[eros-arch] EROS Mistake #1: No Object Perimeters
Jonathan S. Shapiro
eros-arch@mail.eros-os.org
04 Dec 2003 11:12:56 -0500
This problem is glaringly obvious, and there may be a glaringly obvious
solution.
In a conventional system, you can point to any persistent object and say
"that one". You can then dig in to the underlying data structures, trace
them out, and arrive unambiguously at a set of all data structures that
comprise the object.
Another way of saying this is that files consist of DAGs, and that these
DAGs do *not* contain references to resources other than those that are
the data or metadata of the file itself.
In EROS this is not true. If you point to a name in a directory you can
certainly identify the capability that this name is bound to. Given the
capability, you can trace out the set of all disk-level objects that are
causally entangled proceeding from that capability. Unfortunately, this
set usually consists of the entire EROS system image.

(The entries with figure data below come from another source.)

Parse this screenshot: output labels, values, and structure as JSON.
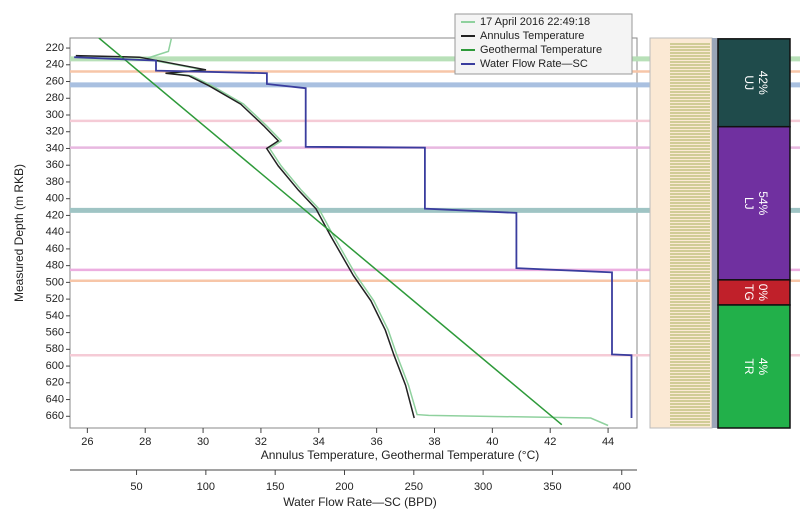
{
  "chart_data": {
    "type": "line",
    "xlabel": "Annulus Temperature, Geothermal Temperature (°C)",
    "x2label": "Water Flow Rate—SC (BPD)",
    "ylabel": "Measured Depth (m RKB)",
    "xlim": [
      25.4,
      45
    ],
    "xticks": [
      26,
      28,
      30,
      32,
      34,
      36,
      38,
      40,
      42,
      44
    ],
    "x2lim": [
      2,
      411
    ],
    "x2ticks": [
      50,
      100,
      150,
      200,
      250,
      300,
      350,
      400
    ],
    "ylim": [
      208,
      674
    ],
    "y_inverted": true,
    "yticks": [
      220,
      240,
      260,
      280,
      300,
      320,
      340,
      360,
      380,
      400,
      420,
      440,
      460,
      480,
      500,
      520,
      540,
      560,
      580,
      600,
      620,
      640,
      660
    ],
    "legend": "upper right",
    "series": [
      {
        "name": "17 April 2016 22:49:18",
        "color": "#8fd19e",
        "x": [
          28.9,
          28.8,
          28.0,
          30.0,
          28.8,
          29.6,
          30.3,
          31.4,
          32.2,
          32.7,
          32.3,
          32.7,
          33.4,
          34.0,
          34.5,
          35.0,
          35.3,
          35.9,
          36.4,
          36.7,
          37.1,
          37.4,
          37.8,
          43.4,
          44.0
        ],
        "y": [
          209,
          224,
          233,
          246,
          250,
          253,
          265,
          287,
          313,
          331,
          340,
          361,
          390,
          412,
          444,
          474,
          492,
          522,
          557,
          587,
          623,
          658,
          659,
          662,
          671
        ]
      },
      {
        "name": "Annulus Temperature",
        "color": "#222222",
        "x": [
          25.6,
          27.8,
          30.1,
          28.7,
          29.5,
          30.2,
          31.3,
          32.1,
          32.6,
          32.2,
          32.6,
          33.3,
          33.9,
          34.4,
          34.9,
          35.2,
          35.8,
          36.3,
          36.6,
          37.0,
          37.3
        ],
        "y": [
          229,
          231,
          246,
          250,
          253,
          265,
          287,
          313,
          331,
          340,
          361,
          390,
          412,
          444,
          474,
          492,
          522,
          557,
          587,
          623,
          662
        ]
      },
      {
        "name": "Geothermal Temperature",
        "color": "#2e9a3a",
        "x": [
          26.4,
          42.4
        ],
        "y": [
          208,
          670
        ]
      },
      {
        "name": "Water Flow Rate—SC",
        "color": "#3a3d9e",
        "axis": "x2",
        "x": [
          5,
          64,
          64,
          144,
          144,
          172,
          172,
          258,
          258,
          324,
          324,
          393,
          393,
          407,
          407
        ],
        "y": [
          231,
          235,
          247,
          250,
          263,
          268,
          338,
          339,
          412,
          417,
          483,
          488,
          586,
          587,
          662
        ]
      }
    ],
    "bands": {
      "depths": [
        233,
        248,
        264,
        307,
        339,
        414,
        485,
        498,
        587
      ],
      "colors": [
        "#b8e0b8",
        "#f7c6a8",
        "#a9c0e0",
        "#f5cbd6",
        "#e8b8e0",
        "#9fc4c4",
        "#ecaee0",
        "#f7c6a8",
        "#f5cbd6"
      ]
    },
    "zones": {
      "names": [
        "UJ",
        "LJ",
        "TG",
        "TR"
      ],
      "values": [
        42,
        54,
        0,
        4
      ],
      "value_labels": [
        "42%",
        "54%",
        "0%",
        "4%"
      ],
      "tops": [
        209,
        314,
        497,
        527
      ],
      "bottoms": [
        314,
        497,
        527,
        674
      ],
      "colors": [
        "#1f4b4b",
        "#7030a0",
        "#c0202a",
        "#22b04a"
      ]
    }
  }
}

Every "file" is a process. Every process has an address space. Both have
keepers, all of these have space banks, and space banks interact with
absolutely everything.
Identity is "the unique set of stuff that is named by a given primitive
name". Note that this definition relies critically on the existence of
dependency perimeters in the underlying object system. EROS doesn't have
those perimeters.
In consequence, while you can point to an individual EROS object, you
cannot in general say "save that". More importantly, you cannot in
general say "restore that". Worst of all, you cannot say "share that" in
any way that is sensible across a network. In the absence of identity,
one cannot say what "that" is to be shared.
>From a purely pragmatic perspective, the inability of the EROS
architecture to support *selective* restore from backup seems fatal to
me.
Reactions, thoughts, and suggestions are very welcome.